Senate/ President Bola Ahmed Tinubu
The Senate has finally approved President Bola Tinubu’s foreign loan of over $21 billion for the 2025–2026 fiscal cycle.
The borrowing package includes $21.19bn in direct foreign loans, €4bn, ¥15bn, a $65m grant and domestic borrowing through government bonds totalling approximately ₦757bn.
Also, a provision to raise up to $2bn through a foreign-currency-denominated instrument in the domestic market.
The approval was sequence to the presentation of a report by the Chairman of the Senate Committee on Local and Foreign Debt, Senator Aliyu Wamako,
who noted that the plan was first submitted to the National Assembly on May 27 but was delayed due to legislative recess and documentation issues from the Debt Management Office.
The Chairman of the Senate Committee on Appropriations, Senator Olamilekan Adeola,
said most of the loan requests had already been factored into the Medium-Term Expenditure Framework and the 2025 budget.
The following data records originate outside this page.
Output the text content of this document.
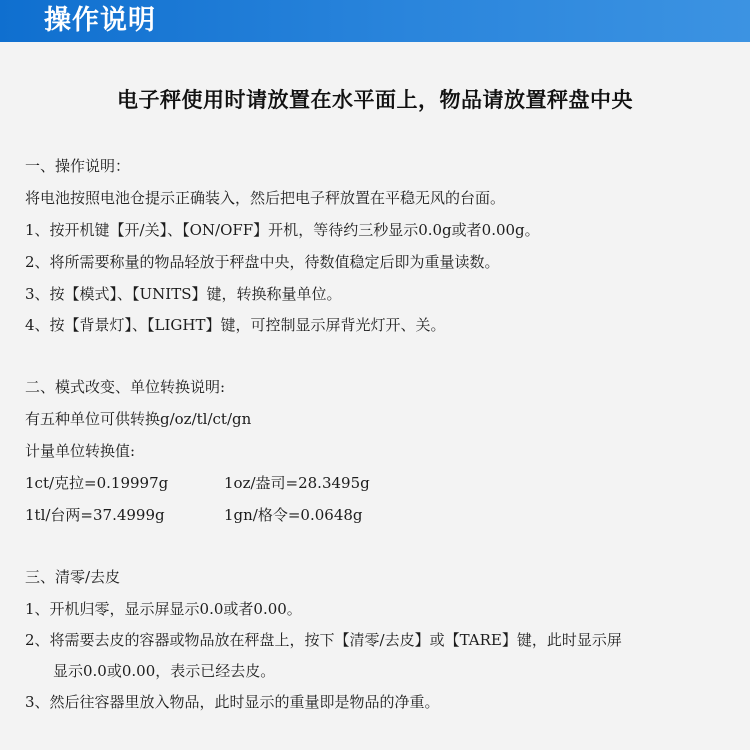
操作说明
电子秤使用时请放置在水平面上，物品请放置秤盘中央
一、操作说明：
将电池按照电池仓提示正确装入，然后把电子秤放置在平稳无风的台面。
1、按开机键【开/关】、【ON/OFF】开机，等待约三秒显示0.0g或者0.00g。
2、将所需要称量的物品轻放于秤盘中央，待数值稳定后即为重量读数。
3、按【模式】、【UNITS】键，转换称量单位。
4、按【背景灯】、【LIGHT】键，可控制显示屏背光灯开、关。
二、模式改变、单位转换说明:
有五种单位可供转换g/oz/tl/ct/gn
计量单位转换值:
1ct/克拉=0.19997g	1oz/盎司=28.3495g
1tl/台两=37.4999g	1gn/格令=0.0648g
三、清零/去皮
1、开机归零，显示屏显示0.0或者0.00。
2、将需要去皮的容器或物品放在秤盘上，按下【清零/去皮】或【TARE】键，此时显示屏
显示0.0或0.00，表示已经去皮。
3、然后往容器里放入物品，此时显示的重量即是物品的净重。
Explaining further, he said, “The borrowing is already embedded in the 2025 Appropriation Act. With this approval, we now have all revenue sources, including loans, in place to fully fund the budget.”
Senator Sani Musa who defended the borrowing said that, it aligned with global economic practices, adding that, the loan disbursement would span six years.
“There’s no economy that grows without borrowing. What we are doing is in line with global best practices,” he said.
Senator Adetokunbo Abiru, who chairs the Committee on Banking, Insurance and Other Financial Institutions, assured the chamber that the loans are concessional and adhere to the Fiscal Responsibility Act and Debt Management Act.
“These loans are long-term, some with tenors ranging from 20 to 35 years, and they are strictly tied to capital and human development projects,” he said.
Among the key sectors targeted in the loan plan are infrastructure, agriculture, security, power, housing, and digital connectivity.
Deputy Senate President, Jibrin Barau, commended the committee’s efforts and stressed that the borrowing plan reflects national inclusiveness.